Yahweh God made tunics of skins for the man and his wife and clothed them.
This is touching. God doesn't just toss Adam and Eve out on their ears, yell 'Good riddance,' and slam the door. He clothes them - prepares them for live in the outer world - before expelling them.
Then Yahweh God said, 'Now that the man has become like one of us in knowing good from evil, he must not be allowed to reach out his hand and pick from the tree of life too, and eat and live for ever!'
So Yahweh God expelled him from the garden of Eden, to till the soil from which he had been taken.
He banished the man, and in front of the garden of Eden he posted the great winged creatures and the fiery flashing sword, to guard the way to the tree of life.
Obviously Christians see in the tree of life a type of Christ, who mankind cannot now access until properly prepared.

This leads to the question of how we go about fixing the state of brokenness in which we find ourselves. As Huston Smith says in World's Religions, "
For the rift to be healed we need to know its cause, and the Second Noble Truth identifies it. The cause of life's dislocation is tanha....Tanha is a specific kind of desire, the desire for private fulfillment." Therefore a project of finding disciplines that will enable the annihilation of desire is the answer.

This is not the conclusion one would draw from the Genesis story however.

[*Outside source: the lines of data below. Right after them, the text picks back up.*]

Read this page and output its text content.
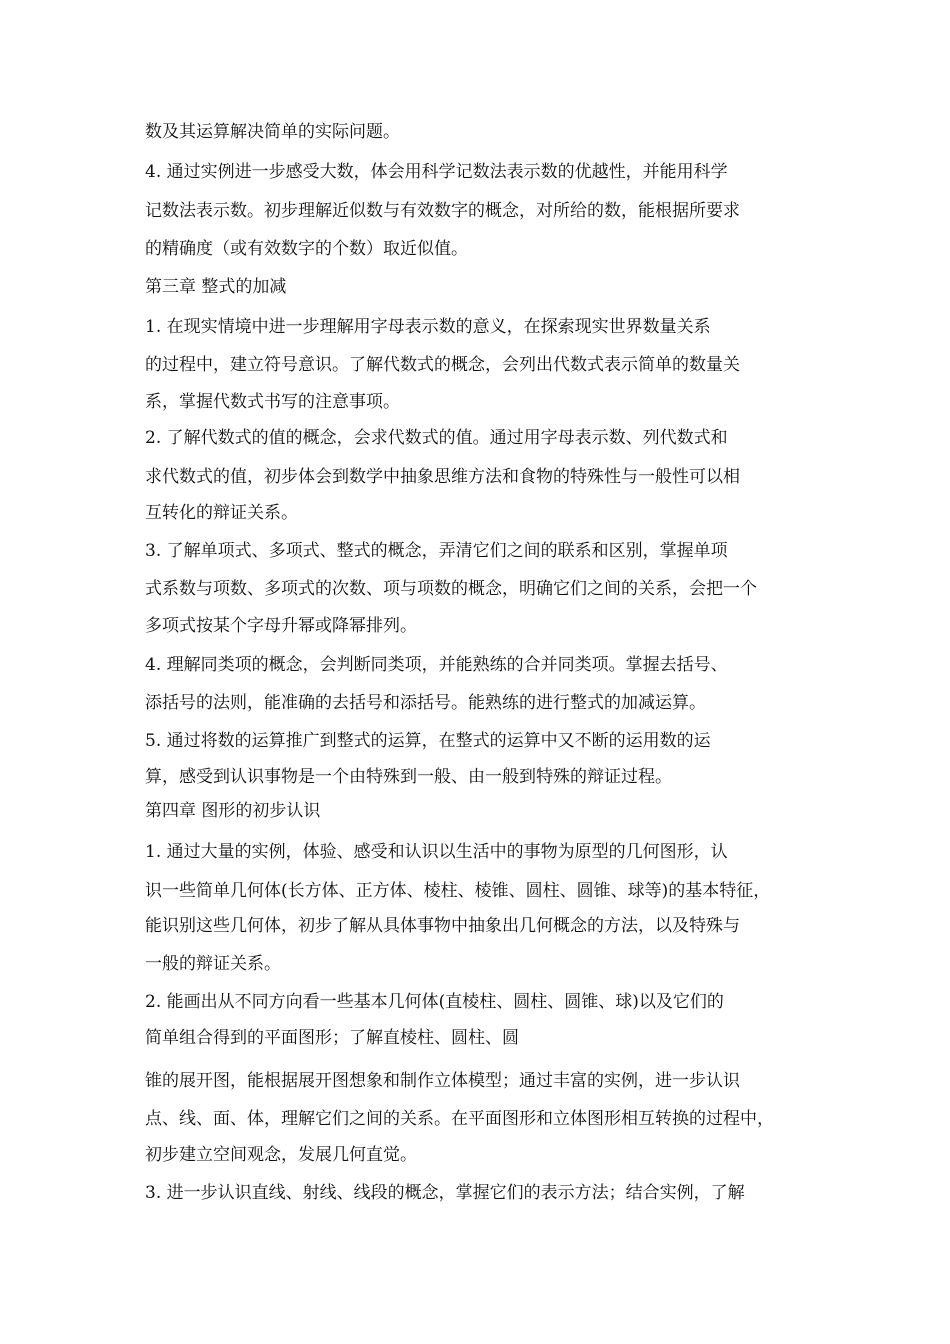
数及其运算解决简单的实际问题。
4. 通过实例进一步感受大数，体会用科学记数法表示数的优越性，并能用科学
记数法表示数。初步理解近似数与有效数字的概念，对所给的数，能根据所要求
的精确度（或有效数字的个数）取近似值。
第三章 整式的加减
1. 在现实情境中进一步理解用字母表示数的意义，在探索现实世界数量关系
的过程中，建立符号意识。了解代数式的概念，会列出代数式表示简单的数量关
系，掌握代数式书写的注意事项。
2. 了解代数式的值的概念，会求代数式的值。通过用字母表示数、列代数式和
求代数式的值，初步体会到数学中抽象思维方法和食物的特殊性与一般性可以相
互转化的辩证关系。
3. 了解单项式、多项式、整式的概念，弄清它们之间的联系和区别，掌握单项
式系数与项数、多项式的次数、项与项数的概念，明确它们之间的关系，会把一个
多项式按某个字母升幂或降幂排列。
4. 理解同类项的概念，会判断同类项，并能熟练的合并同类项。掌握去括号、
添括号的法则，能准确的去括号和添括号。能熟练的进行整式的加减运算。
5. 通过将数的运算推广到整式的运算，在整式的运算中又不断的运用数的运
算，感受到认识事物是一个由特殊到一般、由一般到特殊的辩证过程。
第四章 图形的初步认识
1. 通过大量的实例，体验、感受和认识以生活中的事物为原型的几何图形，认
识一些简单几何体(长方体、正方体、棱柱、棱锥、圆柱、圆锥、球等)的基本特征，
能识别这些几何体，初步了解从具体事物中抽象出几何概念的方法，以及特殊与
一般的辩证关系。
2. 能画出从不同方向看一些基本几何体(直棱柱、圆柱、圆锥、球)以及它们的
简单组合得到的平面图形；了解直棱柱、圆柱、圆
锥的展开图，能根据展开图想象和制作立体模型；通过丰富的实例，进一步认识
点、线、面、体，理解它们之间的关系。在平面图形和立体图形相互转换的过程中，
初步建立空间观念，发展几何直觉。
3. 进一步认识直线、射线、线段的概念，掌握它们的表示方法；结合实例，了解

Genesis tells us that the fallen nature of Man is a result of sin, and sin came about because of the loss of innocence - the knowledge of what is good and what is evil. That is a jinn that cannot be put back in its bottle; there's no point trying to unlearn the difference between good and evil. The only direction we can go from here is forward, which is why Christ had to come into the world. Only God himself could pull off the impossible task at hand: to lead us out of our current state of brokenness and into an even greater destiny than we would have had in our previous state of innocence, that of true adopted children of God.